After the fix, the tools were selected correctly. However, there was not enough time to fully test and tune the system.

What worked:

The router correctly selected tools based on the question context
Filtering by case/law number worked

Problems:

Chunking algorithm is unstable: one pattern → different behavior on different pages
There was "garbage" from small chunks glued without a system
Not enough time for full testing and debugging

5. Conclusions and Results

Our team cannot reach outstanding results. However, the results of the experiments and the description of the process may be of interest.

Solution 1 (simple)

At the warmup stage

Received the highest (of our variants) score for the accuracy of deterministic answers, where an exact value is specified.
Grounding was quite low. Most likely, the answers were simply taken from the metadata. When this was fixed, grounding increased, but accuracy decreased.

At the final stage

Achieved accuracy of 0.79 with grounding 0.63

Solution 2 (complex)

At the preliminary stage

Received the lowest accuracy score of all our attempts.
Speed was significantly lower due to 2 LLM calls.
The low accuracy was probably due to “rookie” mistakes (for example, we implemented functions with search tools but did not pass the tools schema to the agent — even in simple cases, hybrid search was performed).

At the final stage

Did not manage to submit the solution (API errors occurred at the last moment, then the submission closed).
By that time, many errors had been fixed. Subjectively, the search started working much better.

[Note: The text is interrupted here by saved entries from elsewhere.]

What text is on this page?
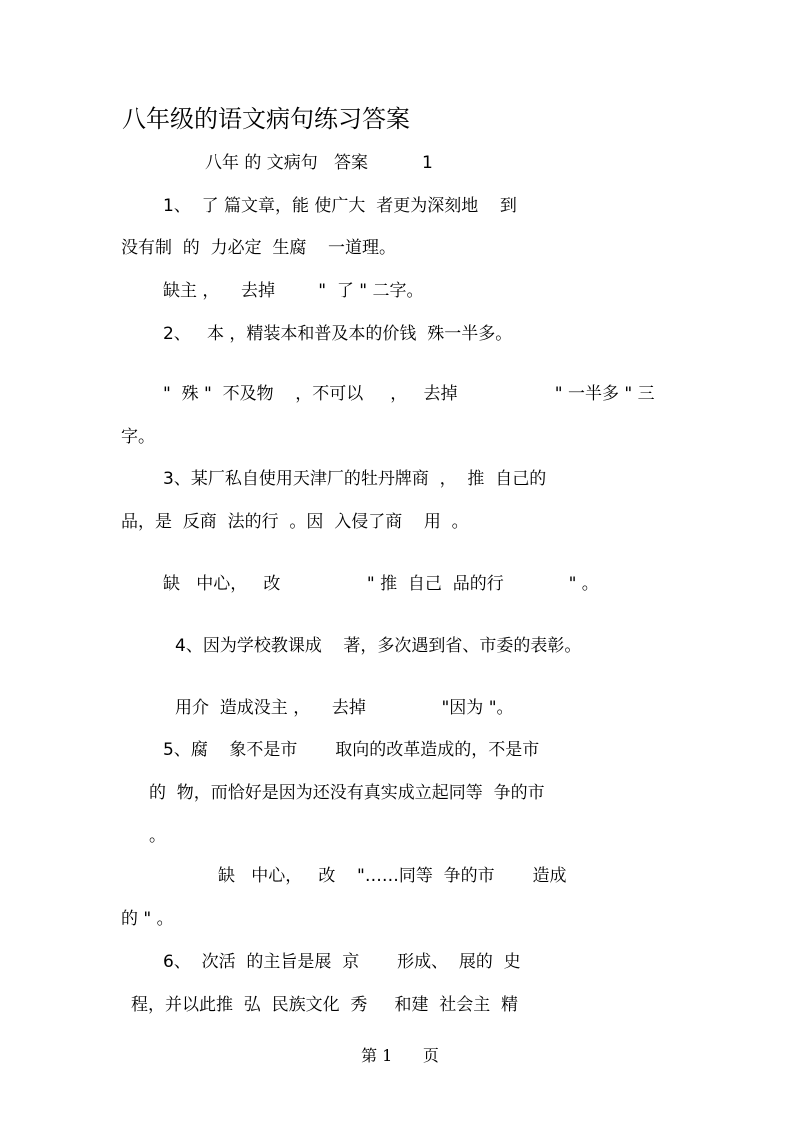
八年级的语文病句练习答案
八年 的 文病句   答案          1
1、  了 篇文章，能 使广大  者更为深刻地    到
没有制  的  力必定  生腐    一道理。
缺主 ，    去掉        "  了 " 二字。
2、   本 ，精装本和普及本的价钱  殊一半多。
"  殊 "  不及物    ，不可以     ，   去掉                  " 一半多 " 三
字。
3、某厂私自使用天津厂的牡丹牌商  ，  推  自己的
品，是  反商  法的行  。因  入侵了商    用  。
缺   中心，   改                " 推  自己  品的行            " 。
4、因为学校教课成    著，多次遇到省、市委的表彰。
用介  造成没主 ，    去掉              "因为 "。
5、腐    象不是市       取向的改革造成的，不是市
的  物，而恰好是因为还没有真实成立起同等  争的市
。
缺   中心，   改    "……同等  争的市       造成
的 " 。
6、  次活  的主旨是展  京       形成、  展的  史
程，并以此推  弘  民族文化  秀     和建  社会主  精
第 1      页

Solution	Stage	Accuracy Det	Grounding	Speed	Comment
Solution 1	Warmup	0.9 → 0.81*	0.5 → 0.58*	🟡 Medium	*After grounding fix, accuracy dropped slightly
Solution 1	Final	0.79	0.63	🟡 Medium	Stable, but not perfect
Solution 2	Warmup	0.74	0.6	🔴 Low	“Rookie” mistakes: tools not passed to agent
Solution 2	Final	—	—	—	— Not submitted (API errors + deadline)

Hopefully, thanks to this competition, we were able to improve our skills in vector search. In the future, we will try to take all mistakes into account.

I would be glad to discuss these and other RAG approaches in the comments.

P.S. According to the competition rules, the dataset and participants' code are closed. I cannot provide links.

P.P.S. Obviously, in such hard deadlines, it is almost impossible to build a system without code agents. However, they should be used with caution. You can trust an agent to make a wrapper for the database, some API where the input and output formats are clearly defined. When building complex algorithms or pipelines, even a clear task statement does not always lead to result. To achieve the goal, agents are ready for any tricks: replacing real methods with stubs, substituting "magic numbers" instead of real data, and even "optimizing" the task itself — for example, using regexes tailored to certain patterns instead of LLM. At the same time, all tests pass perfectly, and it can be extremely difficult to detect such cheating.